Calmar la educación
Cuanto menos cree una sociedad en sí misma, más encuentra en la educación el chivo expiatorio para sus desdichas; más busca en la educación la respuesta a las preguntas que es incapaz de formular. Su falta de confianza hace que ante los conflictos someta a su sistema educativo a ordalías en las que su estéril e inevitable condena les devuelve a la resignación, cuando no a la complacencia.
España en las últimas décadas ha generado una sociedad razonablemente educada y educadora, (junto con Corea del Sur, la nación que más ha mejorado de la OCDE en los últimos 50 años). Goza de un muy digno sistema educativo que ha sido capaz de evolucionar para atender con solvencia y eficiencia retos de la envergadura de la democratización del acceso a la educación, la asunción de los derechos humanos en la convivencia, la incorporación a Europa o la integración de la inmigración. Es cierto que con la importante grieta del abandono escolar, en especial en momentos de bonanza económica.
Aun así, más allá de inevitables diferencias en un tema tan ideológico como es la educación, el debate educativo en España con frecuencia nos remite a un melancólico, cuando no simplemente descreído, enfrentamiento sobre intereses que apenas tienen que ver ni con el aprendizaje, ni con los niños y jóvenes. La ocupación del espacio público por esta “Wrestling” es muy difícil de compatibilizar con la construcción de un discurso educativo compartido.
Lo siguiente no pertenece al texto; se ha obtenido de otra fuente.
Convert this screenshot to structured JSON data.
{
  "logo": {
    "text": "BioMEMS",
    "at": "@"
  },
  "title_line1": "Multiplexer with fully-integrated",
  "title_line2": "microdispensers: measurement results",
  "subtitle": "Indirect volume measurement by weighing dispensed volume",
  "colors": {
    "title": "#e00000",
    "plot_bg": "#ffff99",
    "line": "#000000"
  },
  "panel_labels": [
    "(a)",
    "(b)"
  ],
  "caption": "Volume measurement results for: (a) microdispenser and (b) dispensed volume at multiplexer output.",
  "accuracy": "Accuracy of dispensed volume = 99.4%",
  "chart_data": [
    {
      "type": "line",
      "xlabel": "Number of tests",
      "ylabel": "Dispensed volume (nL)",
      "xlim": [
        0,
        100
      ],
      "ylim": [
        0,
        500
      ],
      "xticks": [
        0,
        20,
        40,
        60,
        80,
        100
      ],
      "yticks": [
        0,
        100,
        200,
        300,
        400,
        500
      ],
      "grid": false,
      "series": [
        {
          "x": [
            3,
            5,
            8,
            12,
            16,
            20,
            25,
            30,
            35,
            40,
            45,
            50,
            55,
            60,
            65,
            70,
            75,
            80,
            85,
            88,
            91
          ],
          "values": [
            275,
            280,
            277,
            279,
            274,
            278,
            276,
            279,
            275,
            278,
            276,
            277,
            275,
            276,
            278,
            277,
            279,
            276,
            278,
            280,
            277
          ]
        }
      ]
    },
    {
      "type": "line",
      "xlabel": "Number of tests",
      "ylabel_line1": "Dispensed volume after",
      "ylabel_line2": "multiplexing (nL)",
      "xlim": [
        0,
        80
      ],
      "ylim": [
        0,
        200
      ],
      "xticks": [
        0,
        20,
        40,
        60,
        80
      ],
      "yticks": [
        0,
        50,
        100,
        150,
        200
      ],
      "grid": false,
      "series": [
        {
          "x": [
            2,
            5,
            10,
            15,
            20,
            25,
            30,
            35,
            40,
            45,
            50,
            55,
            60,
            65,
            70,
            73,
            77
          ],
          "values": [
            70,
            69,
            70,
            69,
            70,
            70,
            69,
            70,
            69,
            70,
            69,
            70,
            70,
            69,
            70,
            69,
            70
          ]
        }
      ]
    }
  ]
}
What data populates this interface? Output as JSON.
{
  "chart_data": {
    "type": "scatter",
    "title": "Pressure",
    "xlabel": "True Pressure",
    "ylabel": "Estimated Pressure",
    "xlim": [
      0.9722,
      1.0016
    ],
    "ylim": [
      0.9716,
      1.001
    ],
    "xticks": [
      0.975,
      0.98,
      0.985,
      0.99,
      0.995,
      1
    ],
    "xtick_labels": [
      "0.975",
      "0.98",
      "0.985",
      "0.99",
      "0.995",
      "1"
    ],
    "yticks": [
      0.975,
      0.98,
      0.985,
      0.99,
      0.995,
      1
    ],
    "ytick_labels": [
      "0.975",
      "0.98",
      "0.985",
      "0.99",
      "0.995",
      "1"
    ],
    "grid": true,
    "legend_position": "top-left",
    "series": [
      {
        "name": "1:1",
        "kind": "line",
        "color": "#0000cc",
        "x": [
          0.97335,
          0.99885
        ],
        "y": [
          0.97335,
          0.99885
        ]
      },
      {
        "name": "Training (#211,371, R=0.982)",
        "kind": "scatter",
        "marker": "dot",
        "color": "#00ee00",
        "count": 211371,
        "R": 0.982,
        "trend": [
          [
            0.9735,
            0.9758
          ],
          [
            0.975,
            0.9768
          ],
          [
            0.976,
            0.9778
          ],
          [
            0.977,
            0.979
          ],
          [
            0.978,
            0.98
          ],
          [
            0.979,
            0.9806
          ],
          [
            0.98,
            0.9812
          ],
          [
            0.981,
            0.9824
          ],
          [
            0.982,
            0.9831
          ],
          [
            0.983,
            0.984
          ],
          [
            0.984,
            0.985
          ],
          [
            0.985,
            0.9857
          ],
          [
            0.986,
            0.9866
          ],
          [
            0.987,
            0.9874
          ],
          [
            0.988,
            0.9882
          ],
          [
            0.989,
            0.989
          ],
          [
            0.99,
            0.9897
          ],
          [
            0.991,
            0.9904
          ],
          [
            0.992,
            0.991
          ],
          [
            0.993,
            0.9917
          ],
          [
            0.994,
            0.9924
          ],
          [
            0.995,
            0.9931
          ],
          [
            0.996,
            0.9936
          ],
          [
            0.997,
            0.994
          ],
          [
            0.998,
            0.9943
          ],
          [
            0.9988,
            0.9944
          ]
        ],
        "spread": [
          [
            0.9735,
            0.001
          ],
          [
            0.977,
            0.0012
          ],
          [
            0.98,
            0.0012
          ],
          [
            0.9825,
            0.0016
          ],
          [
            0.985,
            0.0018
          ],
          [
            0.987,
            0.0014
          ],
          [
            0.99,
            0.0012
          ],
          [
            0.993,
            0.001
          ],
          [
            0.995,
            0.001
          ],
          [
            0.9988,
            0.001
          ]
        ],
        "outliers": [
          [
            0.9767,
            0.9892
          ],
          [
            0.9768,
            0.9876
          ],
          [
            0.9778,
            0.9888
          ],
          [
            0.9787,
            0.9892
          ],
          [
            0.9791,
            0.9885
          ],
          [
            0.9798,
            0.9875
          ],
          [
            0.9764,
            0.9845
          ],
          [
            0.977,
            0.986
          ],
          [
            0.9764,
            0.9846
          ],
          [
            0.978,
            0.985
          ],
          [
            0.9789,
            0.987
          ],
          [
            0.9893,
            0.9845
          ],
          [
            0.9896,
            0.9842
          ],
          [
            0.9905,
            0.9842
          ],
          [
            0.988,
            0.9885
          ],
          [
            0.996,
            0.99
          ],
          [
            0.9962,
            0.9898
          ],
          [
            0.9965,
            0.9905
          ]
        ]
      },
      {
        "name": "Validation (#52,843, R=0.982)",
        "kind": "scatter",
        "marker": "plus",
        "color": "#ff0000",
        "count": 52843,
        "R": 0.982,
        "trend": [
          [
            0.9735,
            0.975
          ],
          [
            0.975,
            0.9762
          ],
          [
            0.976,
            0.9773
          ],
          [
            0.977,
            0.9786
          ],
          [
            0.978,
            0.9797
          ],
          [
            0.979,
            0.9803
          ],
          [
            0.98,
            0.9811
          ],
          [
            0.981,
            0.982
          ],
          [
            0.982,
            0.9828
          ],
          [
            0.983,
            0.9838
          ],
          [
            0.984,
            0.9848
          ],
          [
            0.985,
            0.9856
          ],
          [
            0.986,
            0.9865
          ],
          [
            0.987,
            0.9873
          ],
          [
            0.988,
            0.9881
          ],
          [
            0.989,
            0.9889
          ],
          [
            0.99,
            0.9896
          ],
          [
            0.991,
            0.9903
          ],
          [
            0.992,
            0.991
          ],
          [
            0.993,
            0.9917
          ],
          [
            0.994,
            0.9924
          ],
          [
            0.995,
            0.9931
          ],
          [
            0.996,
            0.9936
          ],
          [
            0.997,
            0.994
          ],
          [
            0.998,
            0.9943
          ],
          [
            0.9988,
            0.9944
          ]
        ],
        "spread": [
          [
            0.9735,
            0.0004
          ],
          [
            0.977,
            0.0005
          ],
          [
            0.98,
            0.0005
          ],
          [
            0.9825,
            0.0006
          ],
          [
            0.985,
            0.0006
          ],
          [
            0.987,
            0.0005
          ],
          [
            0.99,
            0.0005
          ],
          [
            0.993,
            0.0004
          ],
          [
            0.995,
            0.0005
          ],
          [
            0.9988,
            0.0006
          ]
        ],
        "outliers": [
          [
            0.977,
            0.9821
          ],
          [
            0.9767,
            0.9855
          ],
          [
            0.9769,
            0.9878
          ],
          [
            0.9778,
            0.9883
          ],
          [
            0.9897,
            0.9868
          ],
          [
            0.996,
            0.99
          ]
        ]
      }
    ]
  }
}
La falta de un proyecto educativo nacional que dé respuesta a los cambios sociales, económicos y culturales de las últimas décadas supone una grave amenaza para la sostenibilidad del ya cuestionado Estado de bienestar. Con muchas probabilidades, una de las primeras víctimas de esta crisis sería el sistema educativo escolar, tal y como lo entendemos actualmente. La paradoja de una educación formal incapaz de generar el aprendizaje socialmente necesario, dispara su vulnerabilidad frente a las amenazas sistémicas y globales que sufre.